Dancing on the Grand

This article was originally published in the Grand Haven Tribune in June 2015, written by Meredith Meyer, Collections Manager

The summer season is upon us and many rejoice in returning to the outdoor activities that were missed during the winter months.

Our streets and beaches are starting to flood with local residents and visiting vacationers alike, but sunbathing and swimming aren’t the only ways to enjoy the waterfront and gorgeous weather this season. Dancing has been a treasured and long tradition in the Tri-Cities and it will continue to be for new generations introduced to Big Band through Dancing on the Grand, Wednesday night dances on the waterfront.

Dancing, as a social activity and way to enjoy music, has been popular for generations. But in the 1930s and 1940s big band music and dance halls flourished in the Tri-Cities. Teenagers and young adults were already drawn to the beaches of Lake Michigan, and with the popularity of big band music, it only made sense that dance pavilions were a part of nearly every beach community from Saugatuck to Ludington. The Tri-Cities area had three major dance halls; Hyland Gardens, The Barn, and the Fruitport Pavilion.

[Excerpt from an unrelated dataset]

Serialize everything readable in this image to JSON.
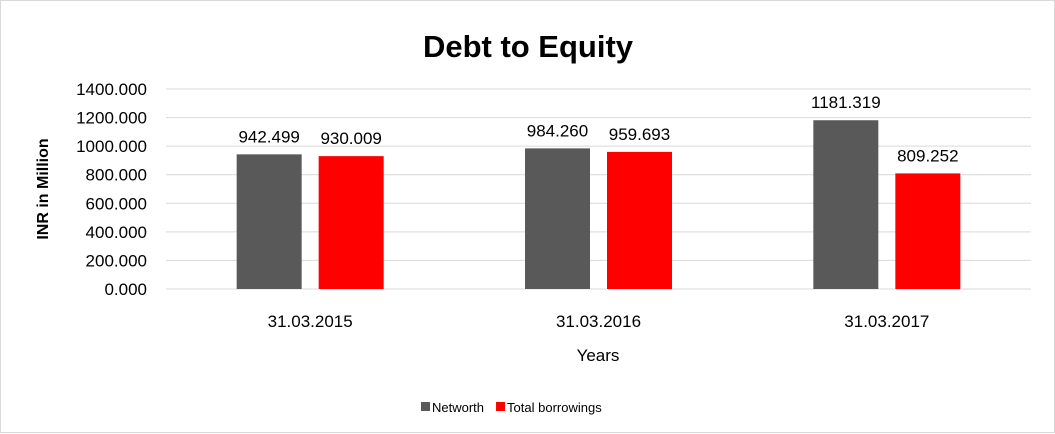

Hyland Gardens was located on the beach in front of the Hyland Park Hotel, where the condo building now sits on South Harbor Drive near Bil-Mar Restaurant. The dance hall was two floors, with roller skating on the main floor and dancing up above. The shutters would be opened during dance nights revealing a remarkable view of the lake.

The Barn was created in 1925 when Nathaniel Robbins converted a warehouse he had previously used for coal storage. It was located on the Grand River Channel, where Bicentennial Park is now. Robbins owned and ran the popular dance hall for nearly a decade when he sold it to Joe W. Davis, the former manager of Hyland Gardens. Davis continued to bring in popular bands, and in the late 1930s, made changes to attract even more of the younger crowd. A juke box, roller skating rink, bowling, and a soda bar helped create a popular teen hangout.

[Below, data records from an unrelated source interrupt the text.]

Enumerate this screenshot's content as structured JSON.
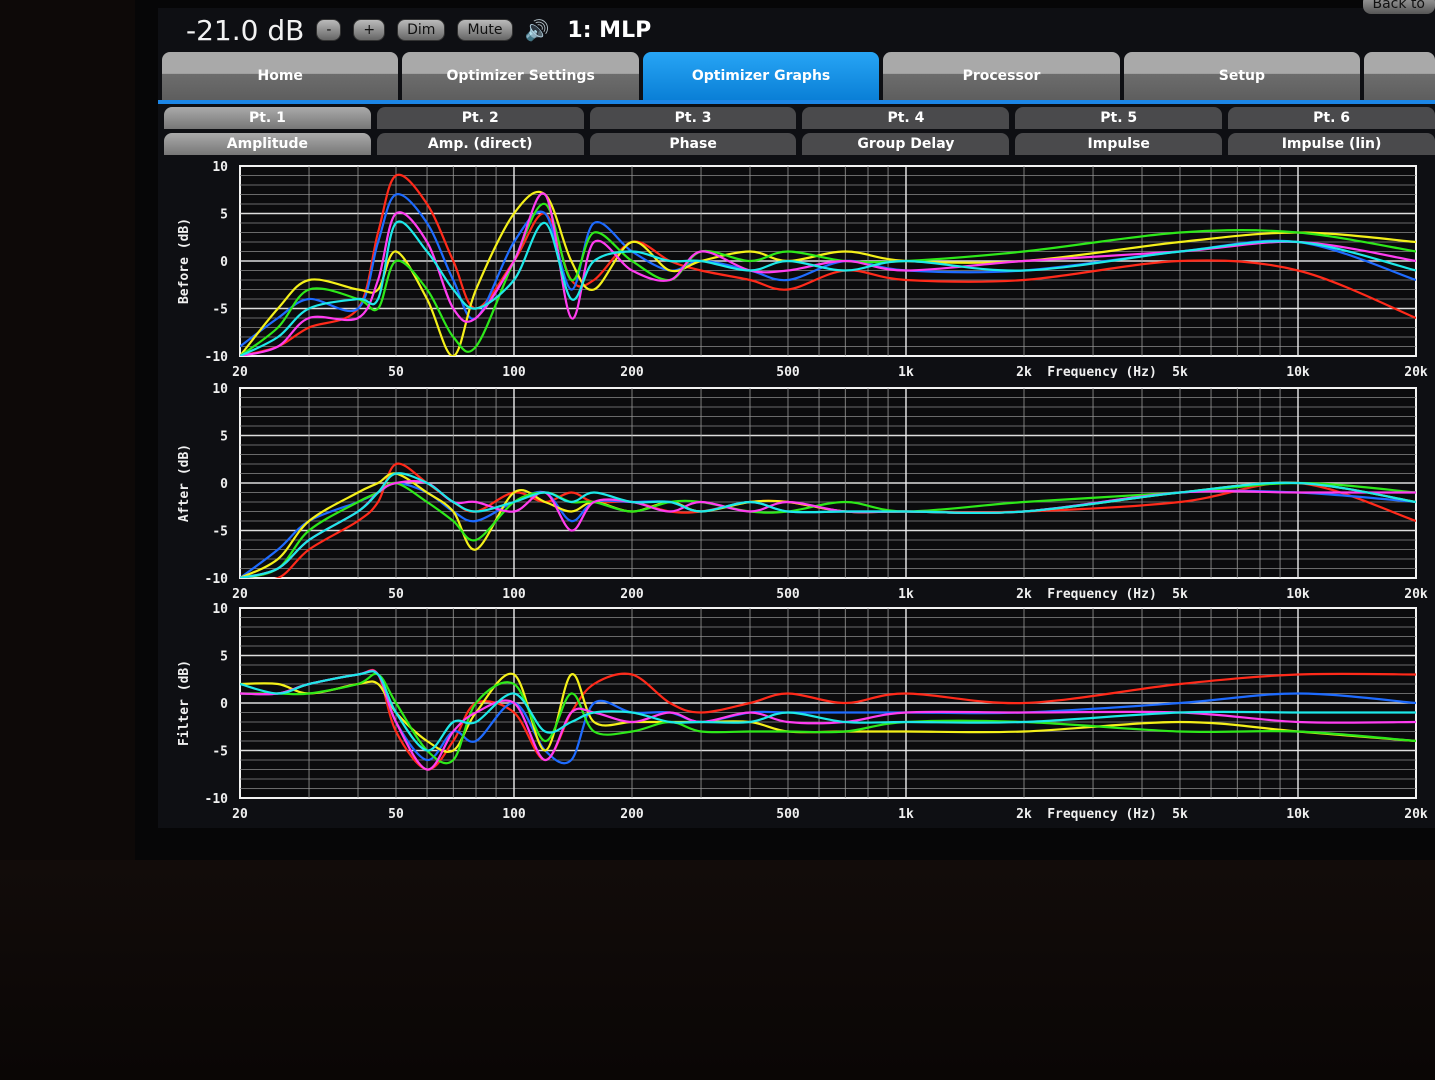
{
  "topbar": {
    "volume": "-21.0 dB",
    "minus": "-",
    "plus": "+",
    "dim": "Dim",
    "mute": "Mute",
    "speaker_icon": "speaker-icon",
    "position": "1: MLP",
    "back": "Back to"
  },
  "tabs": [
    {
      "label": "Home"
    },
    {
      "label": "Optimizer Settings"
    },
    {
      "label": "Optimizer Graphs",
      "active": true
    },
    {
      "label": "Processor"
    },
    {
      "label": "Setup"
    },
    {
      "label": ""
    }
  ],
  "points": [
    "Pt. 1",
    "Pt. 2",
    "Pt. 3",
    "Pt. 4",
    "Pt. 5",
    "Pt. 6"
  ],
  "graph_types": [
    "Amplitude",
    "Amp. (direct)",
    "Phase",
    "Group Delay",
    "Impulse",
    "Impulse (lin)"
  ],
  "colors": {
    "accent": "#1c86e6",
    "series": [
      "#ff2a1a",
      "#1e6bff",
      "#f4f01a",
      "#2ee81a",
      "#ff3df0",
      "#1ee8e8"
    ]
  },
  "chart_data": [
    {
      "type": "line",
      "ylabel": "Before (dB)",
      "xlabel": "Frequency (Hz)",
      "xscale": "log",
      "xlim": [
        20,
        20000
      ],
      "ylim": [
        -10,
        10
      ],
      "xticks": [
        "20",
        "50",
        "100",
        "200",
        "500",
        "1k",
        "2k",
        "5k",
        "10k",
        "20k"
      ],
      "yticks": [
        "10",
        "5",
        "0",
        "-5",
        "-10"
      ],
      "grid": true,
      "x": [
        20,
        25,
        30,
        40,
        45,
        50,
        60,
        70,
        80,
        100,
        120,
        140,
        160,
        200,
        250,
        300,
        400,
        500,
        700,
        1000,
        2000,
        5000,
        10000,
        20000
      ],
      "series": [
        {
          "values": [
            -10,
            -9,
            -7,
            -5,
            3,
            9,
            6,
            0,
            -5,
            0,
            5,
            -2,
            -2,
            2,
            0,
            -1,
            -2,
            -3,
            -1,
            -2,
            -2,
            0,
            -1,
            -6
          ]
        },
        {
          "values": [
            -9,
            -6,
            -4,
            -5,
            2,
            7,
            4,
            -2,
            -6,
            2,
            5,
            -3,
            4,
            1,
            -1,
            0,
            -1,
            -2,
            0,
            -1,
            -1,
            1,
            2,
            -2
          ]
        },
        {
          "values": [
            -10,
            -5,
            -2,
            -3,
            -3,
            1,
            -4,
            -10,
            -3,
            5,
            7,
            0,
            -3,
            2,
            -1,
            0,
            1,
            0,
            1,
            0,
            0,
            2,
            3,
            2
          ]
        },
        {
          "values": [
            -10,
            -7,
            -3,
            -4,
            -5,
            0,
            -3,
            -8,
            -9,
            0,
            6,
            -2,
            3,
            0,
            -2,
            1,
            0,
            1,
            0,
            0,
            1,
            3,
            3,
            1
          ]
        },
        {
          "values": [
            -10,
            -9,
            -6,
            -6,
            -2,
            5,
            2,
            -5,
            -6,
            0,
            7,
            -6,
            2,
            -1,
            -2,
            1,
            -1,
            -1,
            0,
            -1,
            0,
            1,
            2,
            0
          ]
        },
        {
          "values": [
            -10,
            -8,
            -5,
            -4,
            -4,
            4,
            1,
            -3,
            -5,
            -2,
            4,
            -4,
            0,
            1,
            0,
            0,
            -1,
            0,
            -1,
            0,
            -1,
            1,
            2,
            -1
          ]
        }
      ]
    },
    {
      "type": "line",
      "ylabel": "After (dB)",
      "xlabel": "Frequency (Hz)",
      "xscale": "log",
      "xlim": [
        20,
        20000
      ],
      "ylim": [
        -10,
        10
      ],
      "xticks": [
        "20",
        "50",
        "100",
        "200",
        "500",
        "1k",
        "2k",
        "5k",
        "10k",
        "20k"
      ],
      "yticks": [
        "10",
        "5",
        "0",
        "-5",
        "-10"
      ],
      "grid": true,
      "x": [
        20,
        25,
        30,
        40,
        45,
        50,
        60,
        70,
        80,
        100,
        120,
        140,
        160,
        200,
        250,
        300,
        400,
        500,
        700,
        1000,
        2000,
        5000,
        10000,
        20000
      ],
      "series": [
        {
          "values": [
            -10,
            -10,
            -7,
            -4,
            -2,
            2,
            0,
            -2,
            -3,
            -1,
            -2,
            -1,
            -2,
            -2,
            -3,
            -3,
            -2,
            -2,
            -3,
            -3,
            -3,
            -2,
            0,
            -4
          ]
        },
        {
          "values": [
            -10,
            -7,
            -4,
            -2,
            -1,
            0,
            -1,
            -3,
            -4,
            -2,
            -1,
            -4,
            -2,
            -2,
            -2,
            -3,
            -2,
            -3,
            -3,
            -3,
            -3,
            -1,
            -1,
            -2
          ]
        },
        {
          "values": [
            -10,
            -8,
            -4,
            -1,
            0,
            1,
            -1,
            -3,
            -7,
            -1,
            -2,
            -3,
            -2,
            -3,
            -2,
            -3,
            -2,
            -2,
            -3,
            -3,
            -3,
            -1,
            0,
            -2
          ]
        },
        {
          "values": [
            -10,
            -9,
            -5,
            -2,
            -1,
            0,
            -2,
            -4,
            -6,
            -2,
            -1,
            -2,
            -2,
            -3,
            -2,
            -2,
            -3,
            -3,
            -2,
            -3,
            -2,
            -1,
            0,
            -1
          ]
        },
        {
          "values": [
            -10,
            -9,
            -6,
            -3,
            -1,
            0,
            0,
            -2,
            -2,
            -3,
            -1,
            -5,
            -2,
            -2,
            -3,
            -2,
            -3,
            -2,
            -3,
            -3,
            -3,
            -1,
            -1,
            -1
          ]
        },
        {
          "values": [
            -10,
            -9,
            -6,
            -3,
            -1,
            1,
            0,
            -2,
            -3,
            -2,
            -1,
            -2,
            -1,
            -2,
            -2,
            -3,
            -2,
            -3,
            -3,
            -3,
            -3,
            -1,
            0,
            -2
          ]
        }
      ]
    },
    {
      "type": "line",
      "ylabel": "Filter (dB)",
      "xlabel": "Frequency (Hz)",
      "xscale": "log",
      "xlim": [
        20,
        20000
      ],
      "ylim": [
        -10,
        10
      ],
      "xticks": [
        "20",
        "50",
        "100",
        "200",
        "500",
        "1k",
        "2k",
        "5k",
        "10k",
        "20k"
      ],
      "yticks": [
        "10",
        "5",
        "0",
        "-5",
        "-10"
      ],
      "grid": true,
      "x": [
        20,
        25,
        30,
        40,
        45,
        50,
        60,
        70,
        80,
        100,
        120,
        140,
        160,
        200,
        250,
        300,
        400,
        500,
        700,
        1000,
        2000,
        5000,
        10000,
        20000
      ],
      "series": [
        {
          "values": [
            1,
            1,
            2,
            3,
            3,
            -3,
            -7,
            -4,
            0,
            -1,
            -6,
            -1,
            2,
            3,
            0,
            -1,
            0,
            1,
            0,
            1,
            0,
            2,
            3,
            3
          ]
        },
        {
          "values": [
            1,
            1,
            2,
            3,
            3,
            -2,
            -6,
            -3,
            -4,
            0,
            -5,
            -6,
            0,
            -1,
            -1,
            -2,
            -1,
            -1,
            -1,
            -1,
            -1,
            0,
            1,
            0
          ]
        },
        {
          "values": [
            2,
            2,
            1,
            2,
            2,
            -1,
            -4,
            -5,
            -1,
            3,
            -5,
            3,
            -2,
            -2,
            -2,
            -2,
            -2,
            -3,
            -3,
            -3,
            -3,
            -2,
            -3,
            -4
          ]
        },
        {
          "values": [
            1,
            1,
            1,
            2,
            3,
            0,
            -5,
            -6,
            0,
            2,
            -4,
            1,
            -3,
            -3,
            -2,
            -3,
            -3,
            -3,
            -3,
            -2,
            -2,
            -3,
            -3,
            -4
          ]
        },
        {
          "values": [
            1,
            1,
            2,
            3,
            3,
            -2,
            -7,
            -3,
            -1,
            0,
            -6,
            -1,
            -1,
            -2,
            -1,
            -2,
            -1,
            -2,
            -2,
            -1,
            -1,
            -1,
            -2,
            -2
          ]
        },
        {
          "values": [
            2,
            1,
            2,
            3,
            3,
            -1,
            -5,
            -2,
            -2,
            1,
            -3,
            -2,
            -1,
            -1,
            -2,
            -2,
            -2,
            -1,
            -2,
            -2,
            -2,
            -1,
            -1,
            -1
          ]
        }
      ]
    }
  ]
}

The Fruitport Pavilion was built in 1901, and sat along the Spring Lake shore, extending out over the lake. The more notable of the area dance halls, the Fruitport Pavilion was built as a destination point by the Grand Rapids, Grand Haven and Muskegon Electric Street Railway Company when the interurban first started. Though the interurban was later replaced by the automobile, the dance hall remained popular. Nationally renowned bands like Benny Goodman and Duke Ellington were booked as they passed through from Milwaukee to Detroit or Detroit to Chicago.

Nearly all of the dance halls were constructed of wood and eventually succumbed to devastating fires. The 1950s and television brought changing styles of music and the demand for dance halls started to wane. Dances began moving to smaller venues like the Armory and the Elk’s Club. And though the Big Band Era and its accompanying dance halls has given way to new music,
new dances, and new generations of teens and young adults, there is still a place to enjoy dancing and rekindle the joy of Big Band on the waterfront in Grand Haven on Wednesday nights June 17th through September 2nd.